Asked on Thursday about the unguided Long March 5B rocket parts careening toward the planet at some 15,000 miles per hour, the defense secretary said the latest estimates suggest it will crash-land sometime on Friday or Saturday, but noted there would be no attempt to blast it out of the sky.
“At this point, we don’t have a plan to shoot the rocket down. We’re hopeful it’ll land in a place where it won’t harm anyone – hopefully in the ocean or someplace like that,” Austin said, also taking a thinly veiled jab at Beijing over the incident.
In a follow-up question from a reporter, Austin was pressed on whether the military actually has the ability to shoot down the rocket should that become necessary, to which he said “we have the capability to do a lot of things,” but reiterated that no shoot-down is in the cards.
The Pentagon initially said it was tracking the rocket stage earlier this week, with the 18th Space Control Squadron of the US Space Force releasing updates on its flight path on a special website. The exact trajectory of the 22-ton craft won’t be known until just a few hours before it crashes down, however.

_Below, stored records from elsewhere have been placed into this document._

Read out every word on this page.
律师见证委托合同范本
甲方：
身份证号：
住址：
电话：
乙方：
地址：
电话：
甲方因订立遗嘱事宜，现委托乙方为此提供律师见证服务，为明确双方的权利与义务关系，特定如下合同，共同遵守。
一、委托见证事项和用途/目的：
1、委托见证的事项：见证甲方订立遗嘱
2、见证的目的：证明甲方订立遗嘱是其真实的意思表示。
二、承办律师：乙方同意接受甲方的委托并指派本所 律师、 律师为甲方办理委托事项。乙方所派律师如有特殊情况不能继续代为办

Amid that uncertainty, Russia’s space agency Roscosmos released a map showing possible places of impact earlier on Thursday, which covered a large part of the US – including Los Angeles, New York and Washington, DC – as well as Latin America, Africa, Australia and South Asia. Some components of the rocket booster are expected to disintegrate in the atmosphere, but “individual non-combustible structural elements can reach the Earth’s surface,” the agency added.
Though there is a small chance the rocket could touch down on land, some experts, such as Harvard University astrophysicist Jonathan McDowell, argue it is extremely unlikely any debris would hit a person, calling the risk “incredibly tiny.”
The Chinese rocket was sent into orbit late last month, embarking on an 18-month project to construct Beijing’s first-ever space station. The successful April 30 launch put the station’s first module – dubbed Tianhe, or “Harmony of the Heavens” – into low Earth orbit, set to be joined by two smaller modules in the coming months. While the rocket stage detached from the Tianhe module as intended, it was unable to maneuver into a safe deorbiting path for a controlled reentry.